Certainly, one limiting factor of our study is the small sample size. We acknowledge that the case number is limited; however, given the low incidence of retinoblastoma in our region, these were all the cases we were able to identify. We placed the limitations of our study at the end of the conclusion chapter with specific attention to the Reviewer's valuable feedback.
Discussion:
- It should focus more on retinoblastoma with brief comparison with PACAP38 and PAC1R in other tumors.
As requested by the Reviewer, we have expanded the Discussion section.
- The clinical impact of the findings should be better explained and discussed in view of the following.
We agree with the Reviewer's point that we did not extensively discuss the clinical potential of our findings. To address this, we have dedicated the last paragraph of the Discussion section to this issue, incorporating new references.
The expression of PACAP38 and PAC1R has been reported in disease-free areas of the eye (lines 207-212), and then „we were not able to compare the PACAP38 and PAC1 receptor immunoprofile of „normal” and tumor tissue” (lines 264-265). Also there is „no or only weak PACAP38 and PAC1 receptor signaling in inner and outer nuclear layer „ (line 268-273).
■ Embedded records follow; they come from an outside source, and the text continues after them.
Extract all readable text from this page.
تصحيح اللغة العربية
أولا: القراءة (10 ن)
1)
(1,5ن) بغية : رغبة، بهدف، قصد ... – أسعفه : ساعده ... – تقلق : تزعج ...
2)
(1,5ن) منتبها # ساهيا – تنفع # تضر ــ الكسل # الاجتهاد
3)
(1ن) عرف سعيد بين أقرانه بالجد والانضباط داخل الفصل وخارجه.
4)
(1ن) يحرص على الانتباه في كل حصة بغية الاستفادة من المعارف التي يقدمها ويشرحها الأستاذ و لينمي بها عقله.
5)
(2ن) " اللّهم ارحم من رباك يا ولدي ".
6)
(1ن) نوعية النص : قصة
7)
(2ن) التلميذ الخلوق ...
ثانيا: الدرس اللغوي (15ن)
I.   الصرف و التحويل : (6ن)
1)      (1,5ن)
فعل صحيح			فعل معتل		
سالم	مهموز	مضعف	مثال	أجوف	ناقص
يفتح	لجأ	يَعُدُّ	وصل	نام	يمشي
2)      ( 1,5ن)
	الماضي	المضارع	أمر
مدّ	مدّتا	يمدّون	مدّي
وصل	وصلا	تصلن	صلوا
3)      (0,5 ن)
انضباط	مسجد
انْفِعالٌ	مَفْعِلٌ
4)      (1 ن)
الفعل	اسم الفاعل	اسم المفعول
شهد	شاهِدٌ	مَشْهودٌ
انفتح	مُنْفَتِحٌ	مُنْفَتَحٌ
Thank you for pointing out, and we agree with the Reviewer that the specified section was challenging to interpret, and we expressed our concepts inaccurately. Addressing this, we completely rewrote the relevant portion for clarity.
Round 2
Reviewer 3 Report
Comments and Suggestions for AuthorsDear Authors,
Thanks for this revision.
Author Response
We thank the reviewer for reviewing our revised manuscript and for the valuable and insightful advice provided during the review process.